Willa Cather has been a neglected author on my part, and the more I read, the more I see what a mistake that has been. Two books down, three if I count O Pioneers, which I read a good decade ago (best not to count it as I don't think I quite caught on at the time) and I see what a remarkable writer she was. The Professor's House, written in 1925, is similar to My Antonia in that the story is relatively easy reading but it's deceptively so. She writes in clear, unadorned prose and it's easy to slip into the story and almost forget it's a book you're holding in your hands. It's only when you turn the last page and let the full force of the story wash over you and give yourself time to think things over that you realize that the story is filled with subtleties and nuances that could so easily be overlooked but that makes the reading experience so rich. So I've been thinking about the story she is telling and wondering about the meanings lurking behind the words and images. I'm not going to try and write about everything in the story, but I do have a few general thoughts to share.
There are some books you read and can consume in one gulp and that's all that's needed. And then there are others that you read, but soon discover a first reading is only enough to get the flavor of the story, and it's only after second or maybe even third readings that it all begins to make sense and connections are made. For me, The Professor's House has been just such a book. I turned the last page and thought what a lovely, sad, poignant story, but at the same time I was filled with an uncertainty about it all, too. And I wonder if that is some of what Cather was trying to get across to the reader.
Godfrey St. Peter is a man at a crossroad in his life. A professor of middling years in a small midwestern town he's modest yet well respected. He's spent years writing a history of Spanish Adventurers in North America that has garnered some acclaim and won awards and has allowed him to move from his smaller home to a much grander house, which delights his ambitious wife Lillian yet leaves him feeling somewhat empty. So much so that he decides to continue using his small study in the old house as he completes the last volume of his work. The room has been a place where he could find isolation and insulation from "the engaging drama of domestic life". It's a life that he seems to turn from filled with disenchantment.
Along with a wife who welcomes the climb up the social ladder, St. Peter has two grown and married daughters. Rosamond, the elder, has done quite well for herself both socially and financially, but Kathleen is insecure and a little jealous of her sister. Rosamond's success is thanks in part to the death of one of St. Peter's most talented and also beloved students, Tom Outland. Outland appears one afternoon in the St. Peter garden hoping to enter the university. It was serendipity, in the form of St. Peter's writings, that led Tom to St. Peter, but a friendship followed based on mutual respect and a love of learning. Although Tom has little formal study under his belt, his determination sees him through. As a matter of fact he goes on to invent a new gas and bequeaths the patent to Rosamond before going off to the war to fight and die. Fortuitously her husband is able to market it in a way that revolutionizes everyone's lives and make Rosamond rich.

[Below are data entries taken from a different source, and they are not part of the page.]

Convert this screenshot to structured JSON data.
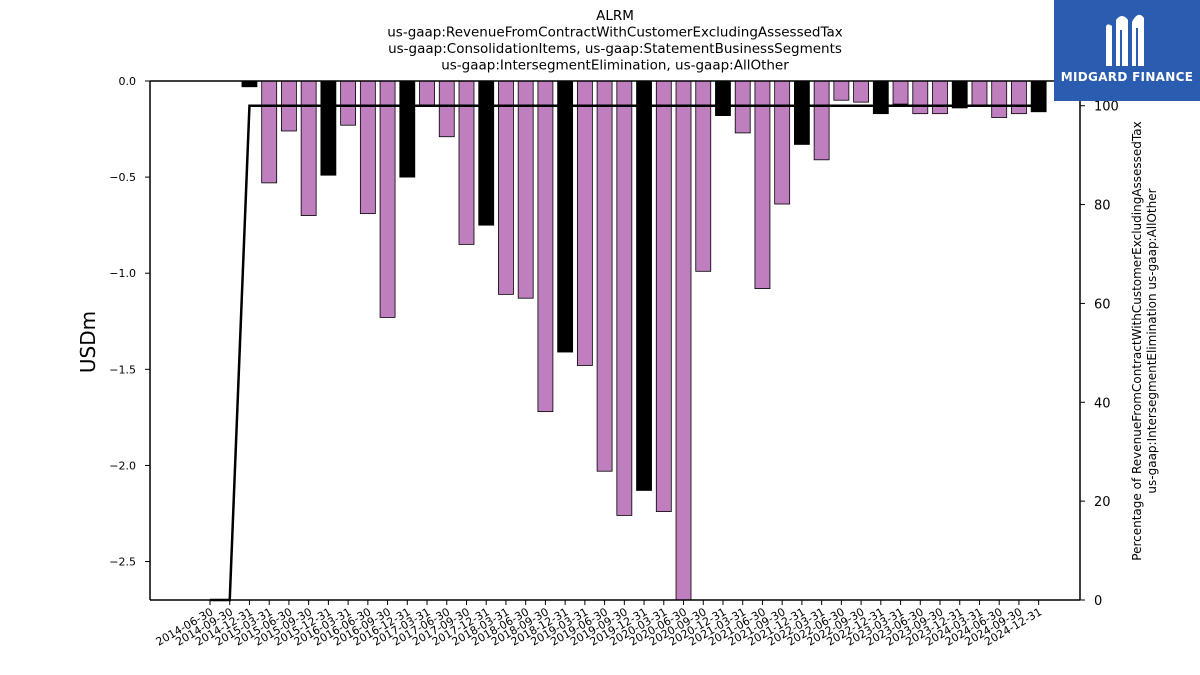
{
  "chart_data": {
    "type": "bar",
    "title": [
      "ALRM",
      "us-gaap:RevenueFromContractWithCustomerExcludingAssessedTax",
      "us-gaap:ConsolidationItems, us-gaap:StatementBusinessSegments",
      "us-gaap:IntersegmentElimination, us-gaap:AllOther"
    ],
    "ylabel_left": "USDm",
    "ylabel_right": [
      "Percentage of RevenueFromContractWithCustomerExcludingAssessedTax",
      "us-gaap:IntersegmentElimination us-gaap:AllOther"
    ],
    "ylim_left": [
      -2.7,
      0.0
    ],
    "yticks_left": [
      "0.0",
      "−0.5",
      "−1.0",
      "−1.5",
      "−2.0",
      "−2.5"
    ],
    "ylim_right": [
      0,
      105
    ],
    "yticks_right": [
      "0",
      "20",
      "40",
      "60",
      "80",
      "100"
    ],
    "categories": [
      "2014-06-30",
      "2014-09-30",
      "2014-12-31",
      "2015-03-31",
      "2015-06-30",
      "2015-09-30",
      "2015-12-31",
      "2016-03-31",
      "2016-06-30",
      "2016-09-30",
      "2016-12-31",
      "2017-03-31",
      "2017-06-30",
      "2017-09-30",
      "2017-12-31",
      "2018-03-31",
      "2018-06-30",
      "2018-09-30",
      "2018-12-31",
      "2019-03-31",
      "2019-06-30",
      "2019-09-30",
      "2019-12-31",
      "2020-03-31",
      "2020-06-30",
      "2020-09-30",
      "2020-12-31",
      "2021-03-31",
      "2021-06-30",
      "2021-09-30",
      "2021-12-31",
      "2022-03-31",
      "2022-06-30",
      "2022-09-30",
      "2022-12-31",
      "2023-03-31",
      "2023-06-30",
      "2023-09-30",
      "2023-12-31",
      "2024-03-31",
      "2024-06-30",
      "2024-09-30",
      "2024-12-31"
    ],
    "series": [
      {
        "kind": "bar",
        "values": [
          0.0,
          0.0,
          -0.03,
          -0.53,
          -0.26,
          -0.7,
          -0.49,
          -0.23,
          -0.69,
          -1.23,
          -0.5,
          -0.13,
          -0.29,
          -0.85,
          -0.75,
          -1.11,
          -1.13,
          -1.72,
          -1.41,
          -1.48,
          -2.03,
          -2.26,
          -2.13,
          -2.24,
          -2.7,
          -0.99,
          -0.18,
          -0.27,
          -1.08,
          -0.64,
          -0.33,
          -0.41,
          -0.1,
          -0.11,
          -0.17,
          -0.12,
          -0.17,
          -0.17,
          -0.14,
          -0.13,
          -0.19,
          -0.17,
          -0.16
        ],
        "highlight": [
          false,
          false,
          true,
          false,
          false,
          false,
          true,
          false,
          false,
          false,
          true,
          false,
          false,
          false,
          true,
          false,
          false,
          false,
          true,
          false,
          false,
          false,
          true,
          false,
          false,
          false,
          true,
          false,
          false,
          false,
          true,
          false,
          false,
          false,
          true,
          false,
          false,
          false,
          true,
          false,
          false,
          false,
          true
        ]
      },
      {
        "kind": "line",
        "axis": "right",
        "values": [
          0,
          0,
          100,
          100,
          100,
          100,
          100,
          100,
          100,
          100,
          100,
          100,
          100,
          100,
          100,
          100,
          100,
          100,
          100,
          100,
          100,
          100,
          100,
          100,
          100,
          100,
          100,
          100,
          100,
          100,
          100,
          100,
          100,
          100,
          100,
          100,
          100,
          100,
          100,
          100,
          100,
          100,
          100
        ]
      }
    ],
    "colors": {
      "bar": "#bf7fbf",
      "bar_highlight": "#000000",
      "line": "#000000"
    },
    "grid": false
  },
  "logo": {
    "text": "MIDGARD FINANCE",
    "icon": "midgard-logo-icon",
    "bg": "#2a5db0"
  }
}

As St. Peter works on his book in his simple little study, where he did have happiness, he reflects on his life now filled with progress and improvements and finds it lacking. His marriage is failing, there is a growing disappointment in his daughters and the ways in which they lead their lives. Instead of looking back and feeling a completeness he feels only a dissatisfaction with how things have turned out. The more he has the less fulfilled he feels and he sees the things that have given him hope, happiness and and a feeling of achievement withering away.
The structure of the novel is an interesting one, though I found it a little jarring (not a criticism really, just an observation). The first and last sections concern professor St. Peter and his life and family, but in the middle section Tom Outland's story is recounted. The story very abruptly moves from the town of Hamilton to the Southwest where Tom grew up working on the railroad and later for a cattle company riding the range with the herd. Tom tells his story in first person, and the professor is now passing it on to the reader. What was so striking was the contrast between places. Cather knows how to paint a landscape with words, and she vividly depicts the Blue Mesa. This was my favorite part of the book. Even though Tom is never really present in the story physically, you get a deep sense of what he was like, his dreams and hopes that perhaps mirror the professor's, only Tom was doesn't live long enough to fulfill them, and now the professor is also left with a sense of emptiness and despair. What's so painful about the story is the realization that Tom's brilliant invention has unwittingly caused so much disaffection in the professor's life.
Despite such melancholy, this is a beautiful novel, one that I look forward to revisiting. And I plan on continuing on working my way through Cather's work. I'm not sure what I'll pick up next, but I've had a copy of Lucy Gayheart on my shelves for a number of years. It sounds like another good story, though very different than the previous books I've read. Suggestions?